In the penultimate chapter of Arthur Leo Zagat's "Seven Out of Time," our team of time-lost humans captures one of the future-earth doctils and whips up a plan to destroy the doctils' colony on a distant planet in order to thwart their plan to take over Earth 1939, sacrificing themselves if necessary. The twofold plan involves destroying a barrier protecting the doctils from the planet's hostile indigenous life and killing the doctils' matra, the last true female preserved for breeding purposes.
She was far greater in size than any woman we had seen, but she was formed like the women we knew, and not like the grotesque beings who guarded her. Her skin was white as the fabric on which she was stretched, and lustrous. Great-bosomed she was, and huge-limbed, and tremendously wide of hip. Her eyes were closed in a deep slumber that somehow I knew was something other than sleep. The contours of her face had an almost unearthly beauty, yet she wore, like a mask, an expression of bovine placidity, of mindless calm, that made her somewhat less than human.
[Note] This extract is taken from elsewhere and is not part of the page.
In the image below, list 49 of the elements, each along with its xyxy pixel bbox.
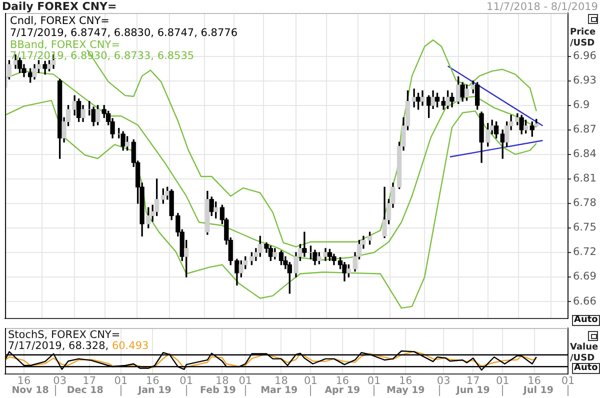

Why didn't they put that on the cover?
Rounding out this week are two stand-alone stories. Nat Shachner, who specialized in sci-fi for the pulps and historical sketches for The American Mercury, contributes "Test for a Tatar," which comes as close as anything in Argosy to the blood and thunder people associate with real pulp fiction. It's a gruesome tale of the rise of Temujin the Mongol to power and his taking of the name Genghis Khan. It's told from the viewpoint of Subotai, the Khan's loyal vassal, who sees his lord manipulated and set up for assassination by Targoutai the Taidjut, though who the real manipulator is proves open to question. A seemingly drunken Temujin tests the loyalty of his own tribesmen by ordering them to kill their favorite horses, and then their favorite wives. Luckily, Subotai is a bachelor, and the other men have wives to spare. Targoutai finally goads Temujin into killing his own father, but Subotai thwarts the Taidjut's plan to slay Temujin at his moment of triumph. Argosy is no kiddie pulp and its stories can take an amoral turn, but there really seems to be no point here other than mayhem -- but I suppose there was an audience for that, too. Finally, the editor predicts that A. M. Burrage's "Out to Rest" is "certain to become one of the most memorable short stories of the year." It's really a trifle, and I can't imagine its premise was much less familiar then than it is now. A soldier (or is it a former soldier) can't tell whether he's dreaming in wartime of his death in bed two decades later or dreaming in the present of his dead comrades from the war. Can you guess which it is?
* * *
There was at least one kind of story rarely or never seen in Argosy. As letter writer Mrs. Clay Clark of Camden ME writes in this week's Argonotes column: "ARGOSY has always printed a different type of story for each and every issue, a miracle, yet there is one type I cannot recall ever seeing ... the Negro stories." By which she means comical stories about those funny colored people who talk in Amos 'n Andy dialect. The editor answers: "We don't know why people don't write Negro stories for ARGOSY, but we are rather relieved, because unless a Negro-dialect yarn is very, very good, it is apt to be simply terrible."
I've found a few racist stories in Argosy, and a few -- fewer, sadly -- that actually count as anti-racist. I hope to share some of the latter with you sometime, but as for all my American readers, the April 15 deadline looms -- and I have more reading to do.